Bereits ab 2018 wird jeder Bürger die Möglichkeit haben, Schriftsätze in Zivilverfahren auf elektronischem Wege einzureichen; die Justiz wird dafür die Zugangsmöglichkeiten schaffen. Voraussetzung ist eine elektronische Signatur, die Authentizität und Integrität des übermittelten elektronischen Dokuments sicherstellt. Ab spätestens 2022 folgt ein weiterer Schritt: Dann ist der elektronische Rechtsverkehr für Rechtsanwälte verpflichtend.

Die Arbeit für das Personal in allen Bereichen wird sich grundlegend ändern

Am Bochumer Landgericht (226 Mitarbeiter, zurzeit rund 3500 anhängige Verfahren) wurden im Vorjahr fast zwei Millionen Din-A4-Blätter Druck- und Kopierpapier verbraucht. Ab spätestens 2022 wird sich das ändern. Im Zusammenhang mit dem obligatorischen Rechtsverkehr wird die Justiz in Zivilsachen die voll elektronische Gerichtsakte einführen. So ist jedenfalls das feste Ziel.

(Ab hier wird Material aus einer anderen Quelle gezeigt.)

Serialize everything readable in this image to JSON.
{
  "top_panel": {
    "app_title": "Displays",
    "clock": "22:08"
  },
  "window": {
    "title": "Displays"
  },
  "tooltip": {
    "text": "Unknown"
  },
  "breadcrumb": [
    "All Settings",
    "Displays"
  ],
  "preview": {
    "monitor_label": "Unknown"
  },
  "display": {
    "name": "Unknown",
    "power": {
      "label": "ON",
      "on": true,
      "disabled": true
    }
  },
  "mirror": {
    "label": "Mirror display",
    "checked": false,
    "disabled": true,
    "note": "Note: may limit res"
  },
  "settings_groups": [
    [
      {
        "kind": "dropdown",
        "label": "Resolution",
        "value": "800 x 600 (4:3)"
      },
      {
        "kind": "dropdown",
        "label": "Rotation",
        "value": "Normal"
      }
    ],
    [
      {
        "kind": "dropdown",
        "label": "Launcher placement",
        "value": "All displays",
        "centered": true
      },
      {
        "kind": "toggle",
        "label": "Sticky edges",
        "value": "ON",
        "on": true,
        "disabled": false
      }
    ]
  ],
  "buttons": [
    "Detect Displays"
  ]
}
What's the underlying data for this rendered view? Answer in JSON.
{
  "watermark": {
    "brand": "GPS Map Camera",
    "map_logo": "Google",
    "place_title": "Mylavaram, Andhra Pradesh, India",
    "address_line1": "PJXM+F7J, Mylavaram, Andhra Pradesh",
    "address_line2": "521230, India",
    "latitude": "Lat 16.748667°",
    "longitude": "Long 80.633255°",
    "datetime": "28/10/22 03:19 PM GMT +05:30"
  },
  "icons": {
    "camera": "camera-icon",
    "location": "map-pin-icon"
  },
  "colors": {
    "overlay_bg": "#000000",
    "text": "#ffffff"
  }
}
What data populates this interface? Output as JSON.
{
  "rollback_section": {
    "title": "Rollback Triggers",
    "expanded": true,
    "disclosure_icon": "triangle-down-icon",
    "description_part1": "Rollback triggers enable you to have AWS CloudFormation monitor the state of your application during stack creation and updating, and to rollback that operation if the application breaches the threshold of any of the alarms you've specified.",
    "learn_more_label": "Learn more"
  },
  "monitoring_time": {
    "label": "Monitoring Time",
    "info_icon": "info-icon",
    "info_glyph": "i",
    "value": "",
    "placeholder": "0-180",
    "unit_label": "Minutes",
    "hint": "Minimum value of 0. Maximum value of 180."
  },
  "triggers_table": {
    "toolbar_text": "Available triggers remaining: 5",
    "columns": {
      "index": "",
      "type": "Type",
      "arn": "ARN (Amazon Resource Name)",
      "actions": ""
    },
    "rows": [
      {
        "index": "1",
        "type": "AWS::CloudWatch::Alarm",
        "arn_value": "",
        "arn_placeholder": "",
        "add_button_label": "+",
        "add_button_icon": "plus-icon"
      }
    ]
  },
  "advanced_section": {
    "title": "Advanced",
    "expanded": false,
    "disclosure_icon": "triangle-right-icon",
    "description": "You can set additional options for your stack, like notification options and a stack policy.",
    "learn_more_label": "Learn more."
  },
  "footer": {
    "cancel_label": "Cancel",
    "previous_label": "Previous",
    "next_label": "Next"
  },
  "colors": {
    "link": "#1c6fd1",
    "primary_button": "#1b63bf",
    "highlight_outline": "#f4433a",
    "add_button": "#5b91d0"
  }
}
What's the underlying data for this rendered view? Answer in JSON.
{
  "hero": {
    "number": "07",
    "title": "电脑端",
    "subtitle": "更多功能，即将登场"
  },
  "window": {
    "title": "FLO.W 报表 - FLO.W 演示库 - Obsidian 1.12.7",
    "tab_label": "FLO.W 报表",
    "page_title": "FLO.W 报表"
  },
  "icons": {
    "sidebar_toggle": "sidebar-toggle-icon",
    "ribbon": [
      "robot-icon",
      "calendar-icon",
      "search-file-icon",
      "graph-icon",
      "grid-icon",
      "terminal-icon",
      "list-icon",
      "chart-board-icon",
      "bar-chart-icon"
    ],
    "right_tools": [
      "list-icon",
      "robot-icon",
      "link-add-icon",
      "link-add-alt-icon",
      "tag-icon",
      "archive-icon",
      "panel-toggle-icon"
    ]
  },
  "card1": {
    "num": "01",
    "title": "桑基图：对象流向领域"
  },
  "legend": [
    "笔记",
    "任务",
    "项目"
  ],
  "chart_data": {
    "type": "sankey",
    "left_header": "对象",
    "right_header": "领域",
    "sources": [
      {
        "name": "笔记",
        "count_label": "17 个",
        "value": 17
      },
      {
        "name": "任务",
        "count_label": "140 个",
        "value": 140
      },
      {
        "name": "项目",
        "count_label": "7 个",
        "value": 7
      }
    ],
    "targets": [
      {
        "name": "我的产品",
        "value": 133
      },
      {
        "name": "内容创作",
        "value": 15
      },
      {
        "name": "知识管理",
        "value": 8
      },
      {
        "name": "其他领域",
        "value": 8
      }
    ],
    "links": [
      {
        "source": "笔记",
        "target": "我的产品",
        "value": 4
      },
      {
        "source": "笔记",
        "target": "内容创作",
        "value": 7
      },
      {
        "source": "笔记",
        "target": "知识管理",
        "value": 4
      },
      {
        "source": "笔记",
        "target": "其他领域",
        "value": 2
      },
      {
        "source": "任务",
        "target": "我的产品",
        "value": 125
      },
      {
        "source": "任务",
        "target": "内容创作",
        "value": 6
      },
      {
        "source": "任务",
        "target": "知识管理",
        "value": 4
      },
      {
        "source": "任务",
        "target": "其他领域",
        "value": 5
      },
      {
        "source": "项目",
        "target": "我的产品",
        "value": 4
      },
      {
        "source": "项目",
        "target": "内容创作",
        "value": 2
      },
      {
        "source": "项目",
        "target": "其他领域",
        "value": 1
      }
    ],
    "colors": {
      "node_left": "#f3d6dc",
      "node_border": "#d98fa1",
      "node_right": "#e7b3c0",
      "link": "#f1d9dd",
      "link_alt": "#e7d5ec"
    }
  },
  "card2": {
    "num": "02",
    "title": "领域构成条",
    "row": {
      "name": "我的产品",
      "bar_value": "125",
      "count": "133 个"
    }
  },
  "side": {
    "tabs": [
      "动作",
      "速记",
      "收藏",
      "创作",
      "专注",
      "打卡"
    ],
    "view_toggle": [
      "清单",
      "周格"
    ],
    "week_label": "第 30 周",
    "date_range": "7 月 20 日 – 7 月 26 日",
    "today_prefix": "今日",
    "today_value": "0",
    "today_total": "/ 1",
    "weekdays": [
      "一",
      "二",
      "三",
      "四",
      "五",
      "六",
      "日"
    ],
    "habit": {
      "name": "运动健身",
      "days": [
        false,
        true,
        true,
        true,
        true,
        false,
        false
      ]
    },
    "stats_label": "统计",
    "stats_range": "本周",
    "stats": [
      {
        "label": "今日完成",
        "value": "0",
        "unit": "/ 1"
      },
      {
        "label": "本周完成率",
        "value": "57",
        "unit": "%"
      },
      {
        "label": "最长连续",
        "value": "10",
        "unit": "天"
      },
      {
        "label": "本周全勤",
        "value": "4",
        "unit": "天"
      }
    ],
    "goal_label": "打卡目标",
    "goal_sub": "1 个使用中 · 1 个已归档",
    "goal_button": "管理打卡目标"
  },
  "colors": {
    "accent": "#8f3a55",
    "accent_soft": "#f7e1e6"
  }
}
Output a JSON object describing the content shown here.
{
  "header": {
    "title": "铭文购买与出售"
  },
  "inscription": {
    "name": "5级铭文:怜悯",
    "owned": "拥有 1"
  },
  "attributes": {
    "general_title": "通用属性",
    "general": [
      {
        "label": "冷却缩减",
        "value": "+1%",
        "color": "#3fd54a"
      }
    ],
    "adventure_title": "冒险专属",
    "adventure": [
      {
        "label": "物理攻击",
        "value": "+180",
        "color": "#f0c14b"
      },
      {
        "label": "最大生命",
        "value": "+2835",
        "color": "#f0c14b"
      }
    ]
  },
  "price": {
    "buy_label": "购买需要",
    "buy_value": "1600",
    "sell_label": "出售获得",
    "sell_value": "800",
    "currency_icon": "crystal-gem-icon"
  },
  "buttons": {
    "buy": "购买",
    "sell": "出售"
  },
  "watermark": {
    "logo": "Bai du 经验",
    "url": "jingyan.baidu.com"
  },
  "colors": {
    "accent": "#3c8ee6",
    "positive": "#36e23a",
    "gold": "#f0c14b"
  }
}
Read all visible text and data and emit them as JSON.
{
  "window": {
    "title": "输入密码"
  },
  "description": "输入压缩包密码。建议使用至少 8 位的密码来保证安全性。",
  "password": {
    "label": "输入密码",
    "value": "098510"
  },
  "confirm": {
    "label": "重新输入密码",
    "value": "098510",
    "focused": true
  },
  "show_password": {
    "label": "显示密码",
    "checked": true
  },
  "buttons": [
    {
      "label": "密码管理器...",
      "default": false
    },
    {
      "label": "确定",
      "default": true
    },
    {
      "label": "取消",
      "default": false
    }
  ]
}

Die Arbeit für Richter und in allen anderen Bereichen wird sich dadurch grundlegend ändern. Wo früher Aktenwagen auf dem Flur polterten oder in den Dienstzimmern volle Aktenböcke standen, wird dann ein Computerprogramm in aller Stille die Eingänge den elektronischen Akten zuordnen und den zuständigen Mitarbeiterinnen und Mitarbeitern - egal welcher Dienstzweige - anzeigen, dass diese Akten bearbeitet werden müssen.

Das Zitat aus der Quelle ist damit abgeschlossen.